姉の部屋の前を通るとほんの少し隙間が空いていた。
私の家は、昔からある宿屋だった。そこにある男が泊まりに来た。私が15歳の時だった。無口で無愛想で、子供の私にはその男がとても怖かった。姉が部屋を案内する。私はその男の少ない荷物を部屋まで運ぶ。姉は綺麗だったから力仕事もお掃除もお皿洗いもしなかった。私が荷物を置いて部屋を出ようとした時、その男は私に話しかけた。
「綺麗な姉ちゃんだな。」
よく言われる言葉だったから、私は愛想笑いをした。姉は本当に綺麗だった。でも私は汚かった。私は姉にはなれないけど、羨ましくて仕方がなかった。
「でも、お前はもっと綺麗になりそうだ。」
一言の重みと嬉しさがわかる?嬉しかったけど、超えてはいけないものなんだって私はちゃんと解かってた。その晩、私が姉の部屋の前を通るとほんの少し隙間が空いていた。姉の喘ぎ声が聞こえた。相手はどうせ、近所の汚い金持ちの次男。隙間からちらりと見えた。
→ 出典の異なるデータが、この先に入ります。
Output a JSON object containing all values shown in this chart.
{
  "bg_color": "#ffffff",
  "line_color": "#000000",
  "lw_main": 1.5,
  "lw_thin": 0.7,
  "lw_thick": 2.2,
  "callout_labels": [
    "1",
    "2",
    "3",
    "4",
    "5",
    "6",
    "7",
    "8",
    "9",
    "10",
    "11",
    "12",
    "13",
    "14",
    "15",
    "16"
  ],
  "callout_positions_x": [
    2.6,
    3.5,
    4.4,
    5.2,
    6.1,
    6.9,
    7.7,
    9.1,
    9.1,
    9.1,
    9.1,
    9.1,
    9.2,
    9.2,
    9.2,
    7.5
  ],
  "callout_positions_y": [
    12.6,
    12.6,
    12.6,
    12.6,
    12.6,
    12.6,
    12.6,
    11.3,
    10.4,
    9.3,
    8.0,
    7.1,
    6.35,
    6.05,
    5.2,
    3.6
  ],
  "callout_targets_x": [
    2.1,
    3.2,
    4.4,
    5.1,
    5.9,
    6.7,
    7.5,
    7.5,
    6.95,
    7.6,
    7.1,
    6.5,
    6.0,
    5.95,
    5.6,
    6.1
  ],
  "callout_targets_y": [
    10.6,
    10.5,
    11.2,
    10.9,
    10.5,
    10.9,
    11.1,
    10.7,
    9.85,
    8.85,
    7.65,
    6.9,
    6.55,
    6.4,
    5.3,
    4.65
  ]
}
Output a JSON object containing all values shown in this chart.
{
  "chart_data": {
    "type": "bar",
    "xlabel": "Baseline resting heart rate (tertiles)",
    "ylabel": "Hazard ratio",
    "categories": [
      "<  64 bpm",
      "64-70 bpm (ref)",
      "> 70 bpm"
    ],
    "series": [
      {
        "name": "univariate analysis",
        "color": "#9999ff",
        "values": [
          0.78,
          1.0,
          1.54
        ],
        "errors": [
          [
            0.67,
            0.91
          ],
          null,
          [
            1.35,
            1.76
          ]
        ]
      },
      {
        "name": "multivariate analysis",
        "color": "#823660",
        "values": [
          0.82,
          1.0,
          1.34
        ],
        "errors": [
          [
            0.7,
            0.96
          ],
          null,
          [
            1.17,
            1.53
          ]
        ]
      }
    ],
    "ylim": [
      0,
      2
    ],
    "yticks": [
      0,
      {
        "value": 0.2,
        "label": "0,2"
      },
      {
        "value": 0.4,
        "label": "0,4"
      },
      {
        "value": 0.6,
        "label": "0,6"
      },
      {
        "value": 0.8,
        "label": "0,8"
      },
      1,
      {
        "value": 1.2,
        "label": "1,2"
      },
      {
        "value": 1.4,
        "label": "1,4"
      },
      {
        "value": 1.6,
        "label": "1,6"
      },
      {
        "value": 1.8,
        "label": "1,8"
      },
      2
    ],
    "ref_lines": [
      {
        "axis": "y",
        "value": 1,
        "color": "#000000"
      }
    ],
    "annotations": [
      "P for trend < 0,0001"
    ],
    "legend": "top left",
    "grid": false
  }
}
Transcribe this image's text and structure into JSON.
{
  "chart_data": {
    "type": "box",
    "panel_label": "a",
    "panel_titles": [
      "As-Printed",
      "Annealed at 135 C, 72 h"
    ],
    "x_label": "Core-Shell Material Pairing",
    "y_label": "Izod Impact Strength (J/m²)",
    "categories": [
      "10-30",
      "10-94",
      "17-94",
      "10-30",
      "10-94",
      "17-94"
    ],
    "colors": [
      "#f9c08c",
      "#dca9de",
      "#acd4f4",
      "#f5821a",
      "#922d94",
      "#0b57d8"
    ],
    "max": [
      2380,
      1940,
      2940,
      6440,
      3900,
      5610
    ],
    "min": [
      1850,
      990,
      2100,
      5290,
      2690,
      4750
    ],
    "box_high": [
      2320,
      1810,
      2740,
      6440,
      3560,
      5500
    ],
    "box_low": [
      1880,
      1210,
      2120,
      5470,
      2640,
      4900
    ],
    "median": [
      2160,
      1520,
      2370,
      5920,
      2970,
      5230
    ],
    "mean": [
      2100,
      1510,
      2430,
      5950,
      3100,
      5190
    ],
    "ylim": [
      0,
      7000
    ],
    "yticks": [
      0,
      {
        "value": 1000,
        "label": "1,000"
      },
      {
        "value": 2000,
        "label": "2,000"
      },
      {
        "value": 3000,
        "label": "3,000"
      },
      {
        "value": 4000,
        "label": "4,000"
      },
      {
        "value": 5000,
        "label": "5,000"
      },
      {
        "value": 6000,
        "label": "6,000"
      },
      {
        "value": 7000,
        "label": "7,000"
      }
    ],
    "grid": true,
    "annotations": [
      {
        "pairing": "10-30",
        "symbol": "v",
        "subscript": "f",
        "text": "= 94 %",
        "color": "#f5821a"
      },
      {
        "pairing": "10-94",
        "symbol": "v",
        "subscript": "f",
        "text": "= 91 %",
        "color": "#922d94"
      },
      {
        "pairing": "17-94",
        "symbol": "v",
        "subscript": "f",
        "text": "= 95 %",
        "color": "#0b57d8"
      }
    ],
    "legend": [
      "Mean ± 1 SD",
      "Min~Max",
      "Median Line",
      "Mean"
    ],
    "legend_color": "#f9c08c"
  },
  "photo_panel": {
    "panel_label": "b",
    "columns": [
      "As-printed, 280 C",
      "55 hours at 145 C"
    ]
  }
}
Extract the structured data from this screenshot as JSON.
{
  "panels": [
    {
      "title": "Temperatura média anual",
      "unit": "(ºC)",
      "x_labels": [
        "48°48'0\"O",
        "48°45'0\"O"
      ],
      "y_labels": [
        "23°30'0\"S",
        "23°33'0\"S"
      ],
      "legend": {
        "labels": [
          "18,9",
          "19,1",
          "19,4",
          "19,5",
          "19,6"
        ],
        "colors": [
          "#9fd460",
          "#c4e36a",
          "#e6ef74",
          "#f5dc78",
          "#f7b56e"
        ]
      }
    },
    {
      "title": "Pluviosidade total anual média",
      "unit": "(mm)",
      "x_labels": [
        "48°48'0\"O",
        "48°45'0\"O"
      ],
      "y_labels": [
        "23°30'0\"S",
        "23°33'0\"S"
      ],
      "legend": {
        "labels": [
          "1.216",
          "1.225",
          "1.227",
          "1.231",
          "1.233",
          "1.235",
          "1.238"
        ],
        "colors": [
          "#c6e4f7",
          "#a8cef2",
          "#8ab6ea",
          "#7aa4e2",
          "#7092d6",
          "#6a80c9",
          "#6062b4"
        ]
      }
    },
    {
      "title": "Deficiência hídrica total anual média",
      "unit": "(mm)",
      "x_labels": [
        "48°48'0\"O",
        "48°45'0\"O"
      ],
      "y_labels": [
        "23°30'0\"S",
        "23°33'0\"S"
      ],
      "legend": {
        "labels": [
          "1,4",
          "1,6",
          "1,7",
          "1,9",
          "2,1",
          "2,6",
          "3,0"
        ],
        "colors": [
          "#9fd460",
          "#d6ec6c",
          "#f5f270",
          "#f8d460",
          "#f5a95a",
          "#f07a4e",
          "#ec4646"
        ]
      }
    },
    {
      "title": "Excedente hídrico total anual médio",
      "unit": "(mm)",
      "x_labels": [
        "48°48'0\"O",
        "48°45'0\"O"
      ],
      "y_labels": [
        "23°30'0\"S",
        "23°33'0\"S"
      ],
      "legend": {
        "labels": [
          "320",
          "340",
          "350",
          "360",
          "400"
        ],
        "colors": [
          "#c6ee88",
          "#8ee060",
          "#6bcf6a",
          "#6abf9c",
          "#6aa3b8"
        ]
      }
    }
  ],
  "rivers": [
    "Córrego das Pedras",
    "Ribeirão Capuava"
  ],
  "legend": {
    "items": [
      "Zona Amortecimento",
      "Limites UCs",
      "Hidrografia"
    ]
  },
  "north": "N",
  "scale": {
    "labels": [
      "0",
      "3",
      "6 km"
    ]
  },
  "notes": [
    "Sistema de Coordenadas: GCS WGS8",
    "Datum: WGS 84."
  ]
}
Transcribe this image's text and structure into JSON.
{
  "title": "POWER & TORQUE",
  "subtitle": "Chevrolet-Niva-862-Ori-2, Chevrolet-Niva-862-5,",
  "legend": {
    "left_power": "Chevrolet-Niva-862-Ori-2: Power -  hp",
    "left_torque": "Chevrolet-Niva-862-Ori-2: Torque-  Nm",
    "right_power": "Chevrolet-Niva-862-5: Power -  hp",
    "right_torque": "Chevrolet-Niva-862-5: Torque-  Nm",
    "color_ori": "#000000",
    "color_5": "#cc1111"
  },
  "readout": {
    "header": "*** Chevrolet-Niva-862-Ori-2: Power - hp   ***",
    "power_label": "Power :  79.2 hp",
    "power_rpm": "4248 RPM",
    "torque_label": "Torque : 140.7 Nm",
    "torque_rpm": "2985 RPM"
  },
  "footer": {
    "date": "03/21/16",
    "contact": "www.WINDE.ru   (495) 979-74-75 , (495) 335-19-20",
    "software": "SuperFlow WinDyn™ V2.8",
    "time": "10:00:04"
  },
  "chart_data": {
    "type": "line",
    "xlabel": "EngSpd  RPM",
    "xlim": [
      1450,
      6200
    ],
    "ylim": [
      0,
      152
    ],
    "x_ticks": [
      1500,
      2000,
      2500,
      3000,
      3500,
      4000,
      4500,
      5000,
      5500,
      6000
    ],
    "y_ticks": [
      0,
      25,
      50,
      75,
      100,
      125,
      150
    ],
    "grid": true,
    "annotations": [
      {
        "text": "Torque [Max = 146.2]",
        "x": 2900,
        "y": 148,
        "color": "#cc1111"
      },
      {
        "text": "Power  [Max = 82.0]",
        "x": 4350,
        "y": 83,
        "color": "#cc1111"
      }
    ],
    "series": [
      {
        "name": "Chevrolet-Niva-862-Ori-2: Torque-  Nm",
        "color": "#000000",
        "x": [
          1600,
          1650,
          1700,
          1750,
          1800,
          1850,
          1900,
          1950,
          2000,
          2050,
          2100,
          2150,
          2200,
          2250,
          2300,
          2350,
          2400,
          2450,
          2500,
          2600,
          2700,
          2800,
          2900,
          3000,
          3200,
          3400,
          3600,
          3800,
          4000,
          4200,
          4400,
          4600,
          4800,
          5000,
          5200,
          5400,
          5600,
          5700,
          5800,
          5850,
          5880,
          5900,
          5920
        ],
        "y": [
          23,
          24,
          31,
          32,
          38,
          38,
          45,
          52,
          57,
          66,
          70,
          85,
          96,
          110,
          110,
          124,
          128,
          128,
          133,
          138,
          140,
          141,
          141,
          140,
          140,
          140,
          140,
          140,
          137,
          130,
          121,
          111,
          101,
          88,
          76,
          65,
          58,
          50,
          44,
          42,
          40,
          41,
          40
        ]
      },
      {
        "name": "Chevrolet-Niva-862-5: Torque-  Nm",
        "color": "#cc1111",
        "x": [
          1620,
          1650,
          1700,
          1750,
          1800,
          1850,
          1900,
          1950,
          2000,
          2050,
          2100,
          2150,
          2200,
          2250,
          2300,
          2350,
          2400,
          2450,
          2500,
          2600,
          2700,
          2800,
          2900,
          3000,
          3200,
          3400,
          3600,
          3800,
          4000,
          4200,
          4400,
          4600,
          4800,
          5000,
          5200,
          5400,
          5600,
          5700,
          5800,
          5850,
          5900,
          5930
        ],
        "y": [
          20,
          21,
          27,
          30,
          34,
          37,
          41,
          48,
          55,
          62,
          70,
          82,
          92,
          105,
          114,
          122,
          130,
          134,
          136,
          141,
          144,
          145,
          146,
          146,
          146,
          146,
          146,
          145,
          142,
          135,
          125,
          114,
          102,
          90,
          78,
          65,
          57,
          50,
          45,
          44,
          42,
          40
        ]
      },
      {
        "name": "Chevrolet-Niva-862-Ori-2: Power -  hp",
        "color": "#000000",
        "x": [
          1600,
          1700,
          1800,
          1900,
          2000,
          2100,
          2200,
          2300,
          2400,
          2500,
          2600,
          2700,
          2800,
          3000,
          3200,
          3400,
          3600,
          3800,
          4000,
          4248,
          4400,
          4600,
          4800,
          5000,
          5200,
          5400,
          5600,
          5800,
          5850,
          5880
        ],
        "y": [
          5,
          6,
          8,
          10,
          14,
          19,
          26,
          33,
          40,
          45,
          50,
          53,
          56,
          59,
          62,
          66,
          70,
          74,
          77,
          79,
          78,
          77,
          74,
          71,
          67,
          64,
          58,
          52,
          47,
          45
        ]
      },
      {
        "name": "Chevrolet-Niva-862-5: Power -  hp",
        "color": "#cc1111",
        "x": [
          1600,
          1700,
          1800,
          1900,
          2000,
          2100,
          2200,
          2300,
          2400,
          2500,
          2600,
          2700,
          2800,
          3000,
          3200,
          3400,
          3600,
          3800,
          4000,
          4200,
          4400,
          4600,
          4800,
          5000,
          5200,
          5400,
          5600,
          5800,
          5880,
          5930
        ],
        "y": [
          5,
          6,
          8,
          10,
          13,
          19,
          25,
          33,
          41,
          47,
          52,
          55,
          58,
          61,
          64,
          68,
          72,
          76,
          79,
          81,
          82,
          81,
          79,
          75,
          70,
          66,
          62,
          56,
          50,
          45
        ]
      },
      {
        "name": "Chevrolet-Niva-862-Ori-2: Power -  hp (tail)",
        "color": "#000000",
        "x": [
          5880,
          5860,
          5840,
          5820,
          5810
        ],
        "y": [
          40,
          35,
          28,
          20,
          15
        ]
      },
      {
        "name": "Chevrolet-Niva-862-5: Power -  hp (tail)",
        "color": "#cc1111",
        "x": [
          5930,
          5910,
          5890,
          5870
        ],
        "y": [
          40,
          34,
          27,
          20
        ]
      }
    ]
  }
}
そして、姉はあの宿屋を継いだ。私は、その日に家を飛び出した。16歳の冬だった。江戸で暮らすのは楽じゃなかった。でも私の生まれ育ったあの家よりはずっとましだった。この間、煙草吸ってたら瞳孔開いた怖いお巡りさんにすごく怒られたけど。それなりに上手く逃げてからかってやってるよ。
私はいつの間にか20になってた。仕事から帰ると、私の家の前に赤いド派手な着物をだらしなく着た男がいた。私には愛する人がいるわ。愛した理由だってあるわ。でもどうしてだろう。この男にはすべて奪われてしまう気がする。
「綺麗になったじゃねぇか。」
私が急いで後ろをむいて、走るとスグに捕まってしまった。
「離して!!叫ぶわよ!!」
「そのほうが好都合だ。来てくれるだろうな。あいつは俺の敵だ。」
声なんかでるわけないじゃない。涙ももう出なくなった。あんたのせいだ。あんたのせいで。
「どうして、俺がわざわざ好きでもねぇお前の姉ちゃん抱いたか教えてやろうか?お前に見せつけときゃ嫌でも忘れねぇだろうと思ってな。思った通りだ。今でも忘れてねぇ。それどころかしっかり覚えて怯えて震えてるな。」
知らなければこんな渇きなどなかった。そう、あの晩、姉の部屋の隙間から見たものはあの女と、この男の性的行為。姉はこの男を見て恋に落ちた。一目瞭然だった。私はあの日それを見てしまった。ご飯も食べられなくなった。涙なんか出なかった。確かに掌にある喪失感は今も消えない。
「もう、許して。見ちゃったことなら謝るから・・・お願い」
「頭が悪い女は嫌いだ。」
この男は、私の手を離さなかった。気がつけばずっと、ずっと、私と手をつないでいた。驚くほど優しく。